Положение петербургской профессуры, действительно, ухудшалось и ухудшалось. «Смертность ее, – по наблюдениям Питирима Сорокина, – повысилась в 6 раз по сравнению с довоенным временем… Не было ни хлеба, ни тем более других „необходимых для существования благ“. Одни в итоге умирали, другие были не в силах вынести все это – и кончали с собой… Третьих унес тиф. Кой-кого расстреляли, моральная атмосфера была тяжелее материальной. Немного профессоров найдется, которые не были бы хоть раз арестованы, а еще меньше – у кого несколько раз не производились бы обыски, реквизиции, выселение из квартир и т. д. и т. п. Прибавьте к этому многообразные „трудовые повинности“ в форме пилки дров, таскания тяжелых бревен с барж, колку льда, дежурства у ворот. Для многих ученых, особенно пожилых, все это было медленной смертной казнью…»
Умер в 1922 году в родной деревне, где ухаживал за парализованным братом, и Николай Евгеньевич Введенский.
О тогдашнем житье-бытье Ухтомского вспоминала его ученица Анна Коперина-Казанская. Она девятнадцатилетней девушкой в 1921 году приехала к нему из Рыбинска с надежной рекомендацией и поступила на биофак Университета. По ее словам, Алексей Алексеевич жил на своей «вышке» совершенно затворнически. Дома у него отсутствовал не только телефон, – сама мысль о котором повергала хозяина в ужас, – но не было и входного звонка, дверь открывалась на условный стук… В большей из двух комнат царила неразбериха. На полу кипами лежали книги, убирать их или стирать пыль с них категорически воспрещалось. Зато в соседнем кабинете, куда заглядывать разрешалось лишь при крайней необходимости, соблюдался идеальный порядок, и шкафами была выгорожена молельная – с иконостасом, аналоем, всегда раскрытой книгой на нем.

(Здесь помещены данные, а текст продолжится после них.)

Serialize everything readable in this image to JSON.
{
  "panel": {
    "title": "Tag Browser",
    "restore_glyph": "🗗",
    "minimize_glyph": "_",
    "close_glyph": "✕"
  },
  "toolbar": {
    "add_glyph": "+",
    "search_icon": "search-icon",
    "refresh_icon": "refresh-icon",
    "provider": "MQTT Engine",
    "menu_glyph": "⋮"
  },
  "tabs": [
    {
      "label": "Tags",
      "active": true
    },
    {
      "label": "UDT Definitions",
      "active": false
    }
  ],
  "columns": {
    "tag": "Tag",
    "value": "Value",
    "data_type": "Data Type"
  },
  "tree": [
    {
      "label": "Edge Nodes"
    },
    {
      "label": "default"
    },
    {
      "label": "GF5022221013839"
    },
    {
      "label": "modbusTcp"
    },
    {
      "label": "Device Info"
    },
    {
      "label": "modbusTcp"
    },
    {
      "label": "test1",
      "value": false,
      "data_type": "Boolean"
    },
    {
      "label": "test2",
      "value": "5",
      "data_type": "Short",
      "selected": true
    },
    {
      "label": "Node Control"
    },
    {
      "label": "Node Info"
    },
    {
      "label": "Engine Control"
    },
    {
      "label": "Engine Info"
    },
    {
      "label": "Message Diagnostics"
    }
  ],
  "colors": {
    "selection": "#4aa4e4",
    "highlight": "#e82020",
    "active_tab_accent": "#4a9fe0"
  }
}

То, что Алексей Алексеевич был верующим, вызвало у А. Казанской, равнодушной к Богу, понятное недоумение. Это было ни на что не похоже: университетский профессор, естественник, физиолог, вдохновлял себя по утрам пением псалмов Давида! И говорил: «Для того, чтобы человек весь день чувствовал себя в рабочем, приподнятом настроении, он должен день начинать с трудных математических задач или же с молитвы». Сам он выбирал последнее.
Замкнутость, потребность в уединении и вместе с тем тяга к живому общению с людьми, будь то студенты или церковные прихожане, были вроде бы несовместимы. Казанская как-то спросила Алексея Алексеевича об этом. И он ответил: «А ведь я живу так не первый десяток лет и часто очень дорожу своим одиночеством. И разве же я одинок? У меня есть на работе сотрудники, студенты, наконец у меня много друзей, с которыми я переписываюсь. Но ты пойми меня – ведь я монах в миру! А монахом в миру быть ой как трудно!
Это не то, что спасать свою душу за монастырскими стенами. Монах в миру не о себе, а о людях думать должен!»
В летние месяцы 1922 года Ухтомский с группой учеников организовал студенческую практику в Новом Петергофе, в недавней царской резиденции – Александрии. А. Казанская вспоминала, как студенток поместили в бывшем корпусе фрейлин около дворца, в роскошном парке неподалеку от моря; как с утра до позднего вечера они не покидали физиологическую лабораторию, экспериментировали на лягушках и моллюсках; как впервые именно здесь услышали от Алексея Алексеевича о законе
Участницей «александрийского кружка» была и двадцатилетняя Ида Каплан. Письма к ней (1922–1924) в эпистолярном наследии Ухтомского принадлежат к самым проникновенным страницам. В них он раскрывал секрет петергофского содружества, – где и учитель, и студенты бодрили, «поднимали друг друга», умели разглядеть в товарищах «алтари», а не «задворки», – и признавался, что был тогда по-особому счастлив. В «творческой идеализации» он усматривал основу человеческого общения: когда человек, забывая о своих амбициях и капризах, и в соседе замечает лучшее и пытается до этого лучшего дорасти. Чаще ведь человек ради самоутешения видит у соседа грехи, какие знает за собой. А для чистого душой – люди чисты. Потому-то, размышлял Ухтомский, «чистая юность умеет идеализировать» и так прогрессивна духом. Приземленная же старость, «если она не сопряжена с мудростью», теряет щедрость сердца, брюзжит и «уже не приветствует вновь приходящей жизни».